I am also reminded of Arthur Danto's suggestion, in THE TRANSFIGURATION OF THE COMMONPLACE, that what defines a work of art is that we may speak of it using "is" in a special way, which he calls (I think) "the is of artistic identification." As philosophy, I think this is just a trick around the problem of defining. As an inquiry into language, it opens up the possibility that there are ways in which we use the verb "to be" that are not literal and not "boiling down".

A sentence like "I am a lesbian," as your student observes, is a choking, squashing categorizing, that tires to rob an individual of her particular complex experience. But a sentence like "I am a fountain" uses "is" in a different way, to propose a multitude of hypothetically literal (i.e, metaphoric) ways in which an individual might be a fountain; she might feel a flowing, a gushing forth, a nurturing, a connection to a metaphoric spring, etc.  When we use metaphors, we tease the literalizing impulse of language (we play *against* it) to force language to yield up insights other than the literal.

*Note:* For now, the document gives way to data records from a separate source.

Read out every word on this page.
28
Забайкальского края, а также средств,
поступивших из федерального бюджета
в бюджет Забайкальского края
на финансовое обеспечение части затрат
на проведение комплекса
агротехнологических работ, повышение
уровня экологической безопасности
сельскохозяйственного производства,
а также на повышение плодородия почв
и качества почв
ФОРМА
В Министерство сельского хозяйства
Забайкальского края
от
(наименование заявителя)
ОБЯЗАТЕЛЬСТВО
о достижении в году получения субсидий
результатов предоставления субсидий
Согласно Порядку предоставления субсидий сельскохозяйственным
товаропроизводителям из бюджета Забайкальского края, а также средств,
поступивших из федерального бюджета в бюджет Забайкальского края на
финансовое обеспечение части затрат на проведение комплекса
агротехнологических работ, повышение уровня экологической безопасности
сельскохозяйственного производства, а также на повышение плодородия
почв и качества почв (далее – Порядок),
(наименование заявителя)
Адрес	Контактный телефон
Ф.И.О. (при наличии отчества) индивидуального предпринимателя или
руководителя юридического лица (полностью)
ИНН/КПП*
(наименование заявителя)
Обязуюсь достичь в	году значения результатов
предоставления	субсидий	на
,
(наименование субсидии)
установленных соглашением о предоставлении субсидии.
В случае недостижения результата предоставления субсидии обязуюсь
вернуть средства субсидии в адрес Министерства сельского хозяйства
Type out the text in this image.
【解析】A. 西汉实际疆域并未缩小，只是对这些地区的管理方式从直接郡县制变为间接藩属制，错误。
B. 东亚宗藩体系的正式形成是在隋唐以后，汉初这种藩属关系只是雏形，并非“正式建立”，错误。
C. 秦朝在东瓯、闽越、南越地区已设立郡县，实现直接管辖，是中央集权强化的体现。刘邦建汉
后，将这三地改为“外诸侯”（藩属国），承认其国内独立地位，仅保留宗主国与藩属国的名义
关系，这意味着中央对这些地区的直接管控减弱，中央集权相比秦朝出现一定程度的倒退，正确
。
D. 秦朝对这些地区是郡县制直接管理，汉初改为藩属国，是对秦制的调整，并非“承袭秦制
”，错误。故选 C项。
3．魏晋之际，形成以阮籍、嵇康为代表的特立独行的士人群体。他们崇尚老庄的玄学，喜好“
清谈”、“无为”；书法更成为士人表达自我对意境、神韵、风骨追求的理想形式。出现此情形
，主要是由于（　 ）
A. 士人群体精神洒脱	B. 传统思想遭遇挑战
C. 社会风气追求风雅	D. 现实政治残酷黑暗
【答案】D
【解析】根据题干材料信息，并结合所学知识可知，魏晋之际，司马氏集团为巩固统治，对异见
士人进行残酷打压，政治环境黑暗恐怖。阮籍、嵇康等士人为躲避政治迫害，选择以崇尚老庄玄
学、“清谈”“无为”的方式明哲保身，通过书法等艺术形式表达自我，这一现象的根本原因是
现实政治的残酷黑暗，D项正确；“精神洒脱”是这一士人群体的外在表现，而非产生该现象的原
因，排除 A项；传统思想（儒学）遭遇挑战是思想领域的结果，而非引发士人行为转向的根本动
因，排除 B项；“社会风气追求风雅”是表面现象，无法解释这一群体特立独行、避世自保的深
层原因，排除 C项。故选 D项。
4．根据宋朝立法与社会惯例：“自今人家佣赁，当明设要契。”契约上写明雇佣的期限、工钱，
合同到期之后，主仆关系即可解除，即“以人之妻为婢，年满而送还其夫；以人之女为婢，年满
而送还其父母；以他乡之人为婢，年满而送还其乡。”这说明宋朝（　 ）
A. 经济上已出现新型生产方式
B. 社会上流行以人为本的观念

One of the aspects of Facebook that once appealed to me a great deal was that when I was prompted to say what I was "doing," the default text used to be "Mark Lord is ___" I took such pleasure in allowing myself to "be" so many things: the laundry, the first day of school, the anxieties of my children, the sensation of being in water. It was an invitation to consider myself as Danto says one can see (and discuss) art: on a plane that is different than the literal one. I could "be" so many things, things that would obviously be impossible, from the standpoint of the literal. But from the point of view of a playfully "against" use of language, "being" is an unstable state, it is provisional, and experimental.